Grito llanero, de @Pegeniev 01SEP2016

Por: Pedro Gerardo Nieves

A lo Jalisco, que si no gana arrebata, la Mesa de la Unidad Democrática convoca a la Marcha de Caracas, o a La Toma de Caracas, o a La Toma del Poder. O mejor dicho, al Golpe de Estado.
Descuchufletados, sin gasolina, sin aceite y sin motor, en 4 bloques y con el humeante capó levantado, revientan el celular de Almagro para pedirle declaraciones, pronunciamientos, diatribas y hasta mentadas de madre contra los venezolanos.
Otro tanto piden a sus CEO gringos, quienes disimuladamente arrugan y botan los informes de sus thinks thanks donde dicen que el revocatorio se desinfló, que las elecciones de gobernadores no van este año y que las masas, justificadamente disgustadas, también están profundamente ladilladas de todo lo que huela a graznidos opositores.
Que, en pocas palabras, han perdido el chivo, el mecate y el conuco, por andar de pajúos. Que las tripas afuera de la victoria legislativa mal administrada se vuelve contra ellos porque la estafa política montada no aguantó la prueba de la verdad.
Pero no pierden las esperanzas. De madrugada, cuando nadie los ve, leen a Lenín para estudiar cómo meterle la chispa insurreccional al descontento; cómo convertirse en líderes populares sin que jamás les haya importado el pueblo y cómo capitalizar maquiavélicamente algunas condiciones que evidencian los fenómenos políticos.
Pero no. No aparece Dios ni el diablo en una máquina justiciera y destructora que los salve de una debacle moral y política. Ya en el umbral de la desesperanza, gritan: ¡Y ahora: ¿Quién podrá ayudarnos?! Y se responden con el cerebro fundido por el esfuerzo: ¡Eureka! Lo conseguimos.
Van y vienen los correos electrónicos encriptados. Van y vienen también las llamadas telefónicas desde aparatos indetectables. Son todo o parte de una tenebrosa reedición revisada y corregida del Golpe de Carmona Estanga.
Porque, agotada la vía “pacífica, democrática y electoral” que han cacareado los opositores, se decantan (¡cuándo no!) por el expediente violento porque el guaral no da pa´más.
Así, pautan los estrategas de cafetín sifrino una gran manifestación de calle; o una más o menos, o una pequeña bien amuñuñada que, con las fotos convenientes y el retoque digital adecuado, sea despachada y replicada por todos los medios de comunicación fascistoides del mundo.
Disponen también el emplazamiento de choros, paracos y otros animales de monte en alturas para darle un pepazo a cualquier cristiano que tenga la mala suerte de servir de carne de cañón, porque, como lo dice la conseja clásica fascista: Necesitamos un muerto (ó 2, ó 10, ó 100, ó 1.000).

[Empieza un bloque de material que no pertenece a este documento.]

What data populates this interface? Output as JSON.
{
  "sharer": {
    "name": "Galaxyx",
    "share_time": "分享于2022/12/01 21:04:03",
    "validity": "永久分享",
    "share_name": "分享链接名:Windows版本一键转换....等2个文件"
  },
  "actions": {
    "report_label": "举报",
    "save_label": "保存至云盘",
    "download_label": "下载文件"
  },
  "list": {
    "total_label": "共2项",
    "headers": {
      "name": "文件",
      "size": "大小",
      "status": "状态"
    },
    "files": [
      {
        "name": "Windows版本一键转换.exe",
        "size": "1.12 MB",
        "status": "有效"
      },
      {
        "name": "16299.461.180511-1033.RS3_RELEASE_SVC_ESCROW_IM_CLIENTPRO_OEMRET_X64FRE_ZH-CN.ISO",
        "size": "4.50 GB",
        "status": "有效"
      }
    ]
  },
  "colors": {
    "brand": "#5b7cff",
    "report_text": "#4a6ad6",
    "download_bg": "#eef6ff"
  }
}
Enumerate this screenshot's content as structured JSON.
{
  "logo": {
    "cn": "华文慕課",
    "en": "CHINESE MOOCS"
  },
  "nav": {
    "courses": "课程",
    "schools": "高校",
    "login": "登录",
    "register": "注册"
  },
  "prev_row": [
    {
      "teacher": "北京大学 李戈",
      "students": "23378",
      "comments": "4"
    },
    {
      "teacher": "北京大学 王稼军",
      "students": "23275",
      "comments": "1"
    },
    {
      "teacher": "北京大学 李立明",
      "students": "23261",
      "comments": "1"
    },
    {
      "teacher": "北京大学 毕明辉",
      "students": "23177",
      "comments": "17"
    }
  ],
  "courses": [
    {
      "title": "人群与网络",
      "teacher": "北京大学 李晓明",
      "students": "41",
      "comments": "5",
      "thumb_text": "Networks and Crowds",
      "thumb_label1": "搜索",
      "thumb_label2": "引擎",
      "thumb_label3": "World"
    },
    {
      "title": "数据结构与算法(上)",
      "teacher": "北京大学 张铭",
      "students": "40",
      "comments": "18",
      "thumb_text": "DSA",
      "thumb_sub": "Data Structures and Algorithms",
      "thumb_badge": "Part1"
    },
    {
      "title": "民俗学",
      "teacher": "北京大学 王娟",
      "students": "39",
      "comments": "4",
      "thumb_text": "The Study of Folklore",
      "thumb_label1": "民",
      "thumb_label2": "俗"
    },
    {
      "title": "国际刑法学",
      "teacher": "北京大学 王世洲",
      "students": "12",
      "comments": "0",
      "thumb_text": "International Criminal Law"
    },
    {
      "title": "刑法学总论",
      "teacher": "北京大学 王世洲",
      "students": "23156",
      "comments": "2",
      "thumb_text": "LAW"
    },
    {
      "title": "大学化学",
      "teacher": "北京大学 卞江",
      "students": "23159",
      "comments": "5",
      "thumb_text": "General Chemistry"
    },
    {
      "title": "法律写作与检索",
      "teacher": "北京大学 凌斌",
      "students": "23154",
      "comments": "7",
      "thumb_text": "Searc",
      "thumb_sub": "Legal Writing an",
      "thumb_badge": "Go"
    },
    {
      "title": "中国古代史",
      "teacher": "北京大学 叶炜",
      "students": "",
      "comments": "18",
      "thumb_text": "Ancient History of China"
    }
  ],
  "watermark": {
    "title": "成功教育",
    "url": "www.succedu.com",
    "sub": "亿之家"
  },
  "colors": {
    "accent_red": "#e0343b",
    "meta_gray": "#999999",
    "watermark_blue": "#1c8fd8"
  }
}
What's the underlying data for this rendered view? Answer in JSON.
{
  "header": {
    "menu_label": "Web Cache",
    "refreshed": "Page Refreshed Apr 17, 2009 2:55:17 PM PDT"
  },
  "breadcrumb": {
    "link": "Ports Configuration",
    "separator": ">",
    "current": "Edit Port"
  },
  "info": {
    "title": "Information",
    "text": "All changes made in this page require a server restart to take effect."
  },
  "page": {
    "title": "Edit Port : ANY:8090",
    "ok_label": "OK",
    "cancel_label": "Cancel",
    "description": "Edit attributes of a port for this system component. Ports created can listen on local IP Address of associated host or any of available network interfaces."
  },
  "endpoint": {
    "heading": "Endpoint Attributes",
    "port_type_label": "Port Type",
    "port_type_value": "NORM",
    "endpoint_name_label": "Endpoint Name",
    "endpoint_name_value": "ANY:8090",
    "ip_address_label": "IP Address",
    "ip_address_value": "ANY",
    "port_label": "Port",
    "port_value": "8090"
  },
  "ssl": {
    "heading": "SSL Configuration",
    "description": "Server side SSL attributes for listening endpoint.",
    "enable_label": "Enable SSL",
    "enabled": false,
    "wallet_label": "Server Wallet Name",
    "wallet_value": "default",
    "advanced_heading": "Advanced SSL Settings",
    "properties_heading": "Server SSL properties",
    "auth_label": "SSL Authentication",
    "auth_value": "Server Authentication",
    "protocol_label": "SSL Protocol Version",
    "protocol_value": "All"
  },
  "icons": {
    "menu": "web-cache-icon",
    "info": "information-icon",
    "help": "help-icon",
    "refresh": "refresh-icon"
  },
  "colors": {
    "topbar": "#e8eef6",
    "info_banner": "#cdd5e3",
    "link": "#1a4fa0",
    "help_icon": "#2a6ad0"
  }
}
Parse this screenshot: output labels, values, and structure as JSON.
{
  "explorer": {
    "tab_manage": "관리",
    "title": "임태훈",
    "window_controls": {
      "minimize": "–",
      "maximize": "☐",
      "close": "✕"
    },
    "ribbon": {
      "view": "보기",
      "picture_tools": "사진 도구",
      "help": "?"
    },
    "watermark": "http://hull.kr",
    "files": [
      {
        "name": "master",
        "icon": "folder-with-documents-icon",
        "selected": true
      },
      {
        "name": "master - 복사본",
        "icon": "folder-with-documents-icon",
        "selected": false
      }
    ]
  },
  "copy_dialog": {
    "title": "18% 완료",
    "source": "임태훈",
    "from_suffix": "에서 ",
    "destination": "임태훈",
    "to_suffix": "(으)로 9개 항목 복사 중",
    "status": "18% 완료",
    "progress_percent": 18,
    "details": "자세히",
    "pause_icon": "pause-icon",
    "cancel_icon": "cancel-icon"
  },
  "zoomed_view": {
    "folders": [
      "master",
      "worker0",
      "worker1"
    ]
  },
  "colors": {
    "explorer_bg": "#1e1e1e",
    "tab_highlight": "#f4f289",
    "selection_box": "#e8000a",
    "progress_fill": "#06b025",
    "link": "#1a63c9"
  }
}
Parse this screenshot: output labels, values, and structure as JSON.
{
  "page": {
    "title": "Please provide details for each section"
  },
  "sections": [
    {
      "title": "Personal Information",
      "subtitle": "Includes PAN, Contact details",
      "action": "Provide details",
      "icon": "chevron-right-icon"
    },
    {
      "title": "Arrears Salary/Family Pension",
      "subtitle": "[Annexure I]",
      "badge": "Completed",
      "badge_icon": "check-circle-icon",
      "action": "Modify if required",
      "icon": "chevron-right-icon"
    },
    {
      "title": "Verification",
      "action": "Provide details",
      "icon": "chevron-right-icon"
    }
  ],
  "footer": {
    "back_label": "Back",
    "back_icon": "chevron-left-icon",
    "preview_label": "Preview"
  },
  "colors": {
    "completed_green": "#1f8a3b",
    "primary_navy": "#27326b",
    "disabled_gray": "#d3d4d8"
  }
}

Sueñan con una pantalla dividida: por un lado ven a un mandatario dirigiéndose al país; por el otro ven a la gente cayendo como pollos con moquillo víctimas de las balas fascistas que en lo inmediato serán achacadas al rrrréeeegimen.
Ven a un gobierno en desbandada: huyendo, presos o escondiéndose. Ordenan el aprovisionamiento burreao de comiquitas y programas chimbos para transmitir sin noticias de violencia mientras se habla de “nuevo gobierno y país en calma”. Cuadran con los medios de comunicación, los que se recuestan al mejor postor, y les dicen frotándose la manos: “Eso tá listo”.´
Sólo les queda un detalle, sobre el cual se han generado once mil discusiones y madrugonazos. Luego de proclamar al “nuevo presidente provisional”; de abolir todos los poderes y pasarse por el forro a todas las leyes (sobre todo las que protegen al pueblo); se preguntan: ¿Qué hacemos con el cuadro de Simón Bolívar?
Quieren repetir la tragedia del Carmonazo, pero no llegarán ni siquiera a vodevil.